Pratiques trompeuses

« Certains sites n'hésitent pas à sous-couper nos tarifs, en espérant se rattraper sur les suppléments bagages ou autres, explique un bon connaisseur du sujet. Cela leur permet d'apparaître à l'écran dans les premières lignes, avec des prix plus bas que ceux de la compagnie ». Ce qui est le plus souvent déterminant pour emporter une vente. « Si on ne figure pas dans les deux ou trois premières lignes du classement des résultats, on n'existe pas commercialement », souligne-t-il.

Au final, entre les suppléments et les frais de dossier, le passager risque de payer son vol plus cher que sur le site de la compagnie, mais il aura eu l'impression de faire une bonne affaire. Des pratiques si répandues que Ryanair elle-même a dû partir en guerre contre ce qu'elle appelle les agences « pirates », qui utilisent ses bas tarifs pour attirer la clientèle.

Du côté d'Air France, on souligne l'importance de la transparence des résultats de recherche, pour éviter ces dérives. « L'affichage des résultats doit permettre aux utilisateurs de savoir auprès de qui ils réservent et de connaître dès l'affichage initial, le prix réel et final de la prestation, souligne-t-on chez Air France. L'affichage doit aussi prendre en compte le souhait de la plupart des utilisateurs d'acheter leurs billets en direct, auprès de la compagnie aérienne ». Car même si un billet sur deux est aujourd'hui réservé directement sur le site d'Air France, une partie du trafic du site provient d'une première recherche de prix sur Google.

Google « essaye de trouver un équilibre »

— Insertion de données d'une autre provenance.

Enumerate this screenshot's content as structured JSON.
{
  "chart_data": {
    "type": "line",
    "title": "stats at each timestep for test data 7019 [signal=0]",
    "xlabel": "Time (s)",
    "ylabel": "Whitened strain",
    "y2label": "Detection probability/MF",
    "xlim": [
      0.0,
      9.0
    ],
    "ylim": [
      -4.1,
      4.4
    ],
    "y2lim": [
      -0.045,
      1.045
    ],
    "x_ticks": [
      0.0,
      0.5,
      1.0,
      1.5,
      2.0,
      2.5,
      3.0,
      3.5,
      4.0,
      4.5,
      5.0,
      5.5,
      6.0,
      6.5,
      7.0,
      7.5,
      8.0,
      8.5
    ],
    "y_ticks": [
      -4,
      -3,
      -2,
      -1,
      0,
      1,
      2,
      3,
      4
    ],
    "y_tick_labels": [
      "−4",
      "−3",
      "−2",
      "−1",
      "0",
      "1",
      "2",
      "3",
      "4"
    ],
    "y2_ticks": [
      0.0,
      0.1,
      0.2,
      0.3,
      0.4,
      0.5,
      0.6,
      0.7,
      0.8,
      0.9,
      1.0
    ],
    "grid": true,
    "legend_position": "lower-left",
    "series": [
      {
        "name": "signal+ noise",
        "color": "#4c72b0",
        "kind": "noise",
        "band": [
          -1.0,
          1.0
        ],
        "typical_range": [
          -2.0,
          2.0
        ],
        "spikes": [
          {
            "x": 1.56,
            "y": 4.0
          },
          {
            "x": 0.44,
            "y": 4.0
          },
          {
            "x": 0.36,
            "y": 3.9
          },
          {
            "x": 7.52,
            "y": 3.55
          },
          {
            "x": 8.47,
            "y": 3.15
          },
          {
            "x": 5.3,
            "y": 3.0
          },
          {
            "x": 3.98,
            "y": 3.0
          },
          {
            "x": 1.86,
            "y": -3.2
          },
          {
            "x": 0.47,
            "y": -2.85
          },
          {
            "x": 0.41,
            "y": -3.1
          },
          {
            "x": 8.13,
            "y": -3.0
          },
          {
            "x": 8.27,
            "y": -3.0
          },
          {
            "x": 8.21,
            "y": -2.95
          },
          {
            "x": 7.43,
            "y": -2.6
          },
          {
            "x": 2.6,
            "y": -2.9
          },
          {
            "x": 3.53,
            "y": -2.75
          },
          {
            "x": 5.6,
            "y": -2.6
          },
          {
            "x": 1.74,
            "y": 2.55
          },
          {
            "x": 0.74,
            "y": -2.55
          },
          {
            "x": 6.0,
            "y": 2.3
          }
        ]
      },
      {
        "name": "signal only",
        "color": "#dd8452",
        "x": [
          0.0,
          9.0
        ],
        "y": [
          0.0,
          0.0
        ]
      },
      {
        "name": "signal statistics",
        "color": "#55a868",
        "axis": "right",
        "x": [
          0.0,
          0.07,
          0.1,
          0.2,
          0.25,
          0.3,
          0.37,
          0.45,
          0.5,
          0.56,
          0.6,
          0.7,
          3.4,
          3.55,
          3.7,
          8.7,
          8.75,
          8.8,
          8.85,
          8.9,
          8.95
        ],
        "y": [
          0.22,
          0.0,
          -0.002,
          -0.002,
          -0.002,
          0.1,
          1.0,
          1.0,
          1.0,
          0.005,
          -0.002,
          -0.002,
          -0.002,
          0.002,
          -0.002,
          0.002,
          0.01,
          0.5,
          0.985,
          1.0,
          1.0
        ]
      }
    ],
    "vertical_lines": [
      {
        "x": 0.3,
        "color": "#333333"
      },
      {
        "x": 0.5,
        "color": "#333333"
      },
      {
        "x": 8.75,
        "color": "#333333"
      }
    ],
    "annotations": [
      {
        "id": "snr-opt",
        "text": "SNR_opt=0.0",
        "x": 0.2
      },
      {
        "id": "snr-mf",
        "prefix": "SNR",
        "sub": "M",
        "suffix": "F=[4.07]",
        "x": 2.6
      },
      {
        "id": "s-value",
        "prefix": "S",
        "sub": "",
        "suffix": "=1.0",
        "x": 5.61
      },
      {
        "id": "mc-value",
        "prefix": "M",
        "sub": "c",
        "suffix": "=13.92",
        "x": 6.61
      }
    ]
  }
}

Interrogé, le géant américain reconnaît que plusieurs options se présentaient à lui pour se mettre en conformité avec le DMA, mais assure que la solution retenue est le fruit d'un travail avec la Commission européenne. « Nous essayons de trouver l'équilibre entre les besoins des différents acteurs de l'écosystème, tout en nous conformant à la loi. Nous avons échangé non seulement avec des agrégateurs, mais aussi avec des fournisseurs directs comme les compagnies aériennes qui recevaient auparavant du trafic gratuit via Google Flights par exemple et qui seront impactés par nos changements », indique un porte-parole de Google.Du côté de Bruxelles, on indique en revanche que les propositions de Google n'ont pas encore été validées, et que les retours des acteurs concernés seront pris en compte. « Ce n'est pas le fait du DMA mais bien de la décision de Google, qui a présenté une version préliminaire de ses solutions de mise en oeuvre », insiste-t-on. « Nous avons un dialogue continu pour garantir les intérêts des utilisateurs. Le DMA est là pour créer des opportunités de marché ». Avant le 7 mars et l'entrée en application du texte, des ajustements pourraient donc être présentés par Google, afin d'en atténuer les éventuels effets indésirables. Après cette date, la Commission européenne pourrait prendre certaines mesures si les solutions présentées ne sont pas suffisantes.